There was a time when asking, “Wait, who is Terrell Davis?” would’ve gotten you laughed out of my preschool.
So, what has he been doing for the past 20 years?
Early Life & College Career
At Lincoln High School, Davis excelled in football and track and field. He redshirted for one season under George Allen at Long Beach State University, but when the football program was suddenly dropped, Davis looked to make a move.
He transferred to the University of Georgia and has been a Bulldog ever since.
Davis’ collegiate career was limited by injury, foreshadowing his professional path.
Getting rocked by Rocky Top, he re-aggravated a tear in his hamstring against Tennessee early in his senior year. He saw his NFL Draft stock plummet as a result, though he did return later that season.
Davis completed his degree and earned a B.S. in Consumer Economics, a degree he’d put to use after his playing days.
After a stellar rookie season in the AFC, Davis railed off three Pro Bowl level seasons in a row before suffering a knee injury in 1999. During that span, he won two Super Bowls, defeating Brett Favre’s Green Bay Packers in Super Bowl XXXII and Chris Chandelier’s Atlanta Falcons in XXXIII.
Davis made huge noise during the postseason and playoffs. The Super Bowl MVP made friends (like fellow Hall of Famer John Elway) and enemies (like the entire Kansas City Chiefs organization) alike with his bruising running style and signature Mile High Salute.
The two-time NFL Offensive Player of the Year still holds the single-season record for most touchdowns in the postseason.
The rusher’s career can be found in the dictionary under “short but sweet” as injuries came back to haunt him in 1999.
Playing involuntary defense after an interception, Davis injured his knee attempting a tackle. The Pro Football Hall of Famer remained on Denver’s roster until, 2001, but never regained his All-Pro form.
Like Andrew Luck did 18 years later, Davis retired at the age of 29. His NFL career is associated with one team and one team only: The Denver Broncos.
The All-Pro racked up more touchdowns than most in his first four years of play. The brevity of his career brought up questions of his eligibility for the Hall of Fame after he retired.
Those disputes remained unresolved until 2017. More importantly, his Upper Deck Rookie Season card is still worth over $250 on eBay. That’s something no one can take away from him.
Atlanta Gold Club Trial
In 2001, Davis was named as a celebrity patron of an alleged Atlanta brothel alongside Ewing and “Dirty Bird” Jamal Anderson. Davis was called to stand, but was never convicted of any criminal wrongdoing.
Steve Kaplan, the owner of the infamous club, wasn’t so lucky.
TD joined the NFL Network’s Total Access in 2009. He has since appeared on and off as a guest analyst and largely reports on free agents and free agency. He also enjoyed a single appearance on Comedy Central’s “The Colbert Report.”
In the bit, he analyzed a 2008 speech by President Barack Obama in a hilarious fashion. Sadly, any video evidence of his appearance has been scrubbed from the Internet.
2017 Hall of Fame Induction
In 2017, Terrell Davis was finally inducted into the Pro Football Hall of Fame despite having such a short career.
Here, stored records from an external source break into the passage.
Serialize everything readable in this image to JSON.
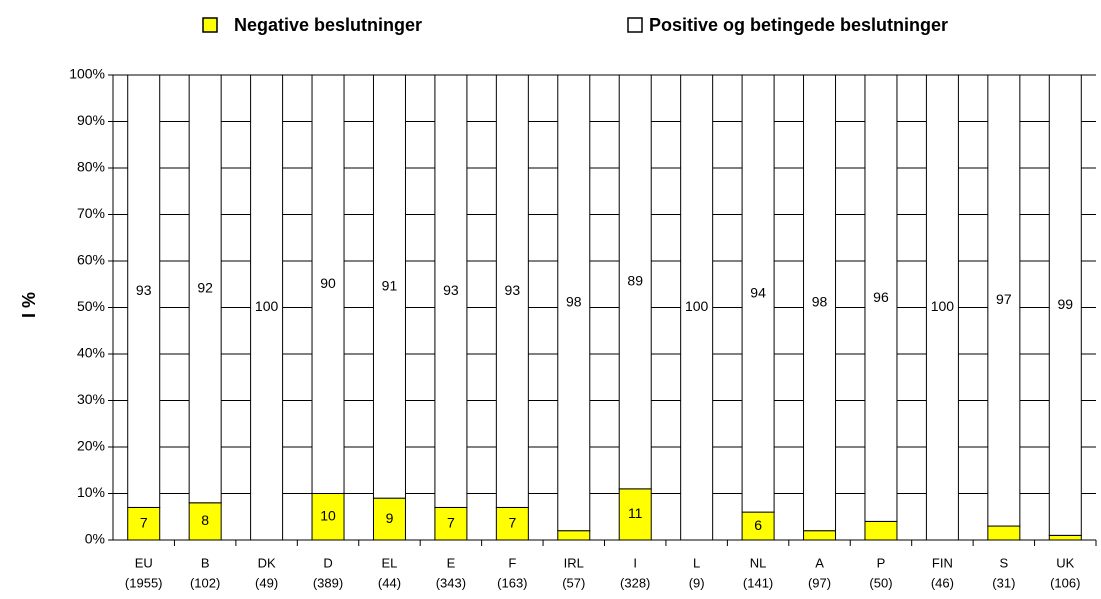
{
  "chart_data": {
    "type": "stacked_bar_100",
    "y_axis_label": "I %",
    "categories": [
      "EU",
      "B",
      "DK",
      "D",
      "EL",
      "E",
      "F",
      "IRL",
      "I",
      "L",
      "NL",
      "A",
      "P",
      "FIN",
      "S",
      "UK"
    ],
    "sample_sizes": [
      "(1955)",
      "(102)",
      "(49)",
      "(389)",
      "(44)",
      "(343)",
      "(163)",
      "(57)",
      "(328)",
      "(9)",
      "(141)",
      "(97)",
      "(50)",
      "(46)",
      "(31)",
      "(106)"
    ],
    "series": [
      {
        "name": "Negative beslutninger",
        "color": "#ffff00",
        "values": [
          7,
          8,
          0,
          10,
          9,
          7,
          7,
          2,
          11,
          0,
          6,
          2,
          4,
          0,
          3,
          1
        ]
      },
      {
        "name": "Positive og betingede beslutninger",
        "color": "#ffffff",
        "values": [
          93,
          92,
          100,
          90,
          91,
          93,
          93,
          98,
          89,
          100,
          94,
          98,
          96,
          100,
          97,
          99
        ]
      }
    ],
    "ylim": [
      0,
      100
    ],
    "yticks": [
      {
        "value": 0,
        "label": "0%"
      },
      {
        "value": 10,
        "label": "10%"
      },
      {
        "value": 20,
        "label": "20%"
      },
      {
        "value": 30,
        "label": "30%"
      },
      {
        "value": 40,
        "label": "40%"
      },
      {
        "value": 50,
        "label": "50%"
      },
      {
        "value": 60,
        "label": "60%"
      },
      {
        "value": 70,
        "label": "70%"
      },
      {
        "value": 80,
        "label": "80%"
      },
      {
        "value": 90,
        "label": "90%"
      },
      {
        "value": 100,
        "label": "100%"
      }
    ],
    "grid": true
  }
}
Davis’s induction speech was filled with laughs, tears, and inspiration. If you have half an hour to kill, I highly recommend his speech for inspiration.
Terrell Davis Today
Like everyone else in 2001, TD has been living la vida loca. From a short scandal to television appearances to the Hall of Fame to becoming an advocate for CBD – he is a busy man.
No matter what expectations you place on Hall of Famer Terrell Davis, he always finds a way to DEFY them.
The First-Team All-Pro running back’s latest business venture finds Davis at the forefront of the CBD market as a co-founder of DEFY, a CBD beverage brand.
He has publicly revealed himself to be a big believer in CBD as medicine and reportedly believes the cannabinoid would have saved his NFL career.
Davis’ CBD beverage brand DEFY takes up most of his time these days, whether he’s selling it or giving it away to people in need.